Combining Strong Own Brand Portfolios with Extensive Manufacturing and Distribution Network to Drive Revenue Growth and Operating Efficiencies. The combination of Albertsons Companies’ billion dollar own brands, including O Organics and Lucerne, and its manufacturing and operating capabilities, with Rite Aid’s own brands in health and wellness, including B4Y and Daylogic, and its pharmacy expertise will allow the combined company to drive growth opportunities and efficiencies across its purchasing, marketing, manufacturing and merchandising functions.
Serving Customers When, Where, and How They Want to Shop. The combined company’s expanding omni-channel platform will provide customers with convenience, choice, and flexibility through multiple in-store formats, digital channels, and same-day food and prescription delivery options from stores and via Drive Up & Go.
“This powerful combination enables us to become a truly differentiated leader in delivering value, choice, and flexibility to meet customers’ evolving food, health, and wellness needs,” said Standley. “The combined platform positions Rite Aid to capitalize on our pharmacy expertise and expand and enhance our pharmacy footprint. We are confident that delivering improved customer experiences and value will drive growth and profitability while creating compelling long-term value for shareholders.”

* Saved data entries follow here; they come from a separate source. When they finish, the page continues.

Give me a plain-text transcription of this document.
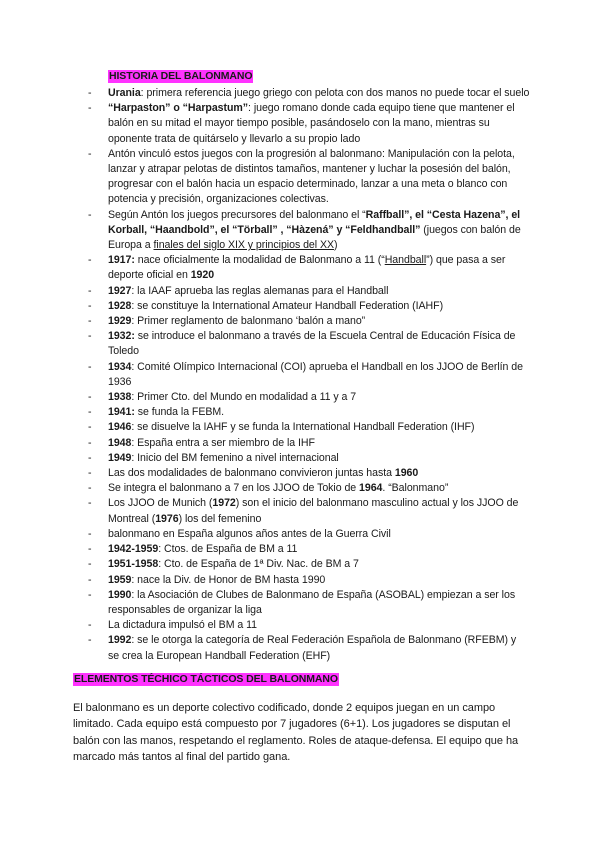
HISTORIA DEL BALONMANO
- Urania: primera referencia juego griego con pelota con dos manos no puede tocar el suelo
- “Harpaston” o “Harpastum”: juego romano donde cada equipo tiene que mantener el balón en su mitad el mayor tiempo posible, pasándoselo con la mano, mientras su oponente trata de quitárselo y llevarlo a su propio lado
- Antón vinculó estos juegos con la progresión al balonmano: Manipulación con la pelota, lanzar y atrapar pelotas de distintos tamaños, mantener y luchar la posesión del balón, progresar con el balón hacia un espacio determinado, lanzar a una meta o blanco con potencia y precisión, organizaciones colectivas.
- Según Antón los juegos precursores del balonmano el “Raffball”, el “Cesta Hazena”, el Korball, “Haandbold”, el “Törball” , “Hàzená” y “Feldhandball” (juegos con balón de Europa a finales del siglo XIX y principios del XX)
- 1917: nace oficialmente la modalidad de Balonmano a 11 (“Handball”) que pasa a ser deporte oficial en 1920
- 1927: la IAAF aprueba las reglas alemanas para el Handball
- 1928: se constituye la International Amateur Handball Federation (IAHF)
- 1929: Primer reglamento de balonmano ‘balón a mano”
- 1932: se introduce el balonmano a través de la Escuela Central de Educación Física de Toledo
- 1934: Comité Olímpico Internacional (COI) aprueba el Handball en los JJOO de Berlín de 1936
- 1938: Primer Cto. del Mundo en modalidad a 11 y a 7
- 1941: se funda la FEBM.
- 1946: se disuelve la IAHF y se funda la International Handball Federation (IHF)
- 1948: España entra a ser miembro de la IHF
- 1949: Inicio del BM femenino a nivel internacional
- Las dos modalidades de balonmano convivieron juntas hasta 1960
- Se integra el balonmano a 7 en los JJOO de Tokio de 1964. “Balonmano”
- Los JJOO de Munich (1972) son el inicio del balonmano masculino actual y los JJOO de Montreal (1976) los del femenino
- balonmano en España algunos años antes de la Guerra Civil
- 1942-1959: Ctos. de España de BM a 11
- 1951-1958: Cto. de España de 1ª Div. Nac. de BM a 7
- 1959: nace la Div. de Honor de BM hasta 1990
- 1990: la Asociación de Clubes de Balonmano de España (ASOBAL) empiezan a ser los responsables de organizar la liga
- La dictadura impulsó el BM a 11
- 1992: se le otorga la categoría de Real Federación Española de Balonmano (RFEBM) y se crea la European Handball Federation (EHF)
ELEMENTOS TÉCHICO TÁCTICOS DEL BALONMANO
El balonmano es un deporte colectivo codificado, donde 2 equipos juegan en un campo limitado. Cada equipo está compuesto por 7 jugadores (6+1). Los jugadores se disputan el balón con las manos, respetando el reglamento. Roles de ataque-defensa. El equipo que ha marcado más tantos al final del partido gana.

“The hallmark of Albertsons Companies’ business has been to become the favorite local supermarket of our customers,” said Miller. “We have always put our customers first, and our combination with Rite Aid will enable us to even better serve the valuable pharmacy customer by providing a fully-integrated one-stop-shop for our customers’ food, health and wellness needs. I have long known the excellent management team at Rite Aid, and we share a singular focus on superior customer service and a clear vision and strategy to become the favorite local supermarket and pharmacy to shoppers in every neighborhood we serve.”
Under the terms of the agreement, in exchange for every 10 shares of Rite Aid common stock, Rite Aid shareholders can elect to receive either one share of Albertsons Cos. common stock plus approximately $1.83 in cash or 1.079 shares of Albertsons Cos. stock. Depending upon the results of cash elections, upon closing of the merger, shareholders of Rite Aid will own a 28% to 29.6% stake in the combined company, and current Albertsons Cos. shareholders will own a 70.4% to 72%. stake in the combined company on a fully diluted basis. Immediately following completion of the merger and assuming that all Rite Aid shareholders elect to receive shares plus cash, Albertsons Cos. will have approximately 392.9 million shares outstanding on a pro forma and fully diluted basis. Following the close of the transaction and the share exchange, Albertsons Companies’ shares are expected to trade on the New York Stock Exchange.
Albertsons Companies is backed by an investment consortium led by Cerberus Capital Management, L.P. (“Cerberus”), which also includes Kimco Realty Corp., Klaff Realty LP, Lubert-Adler Partners LP, and Schottenstein Stores Corp.
Lenard Tessler, vice chairman and senior managing director at Cerberus, commented, “As a long-term partner to Albertsons Companies’ world-class management team, this transaction highlights Cerberus’s confidence in this team and our conviction in the underlying customer focus driving this combination. As significant shareholders, we are very optimistic about the future of the combined company.”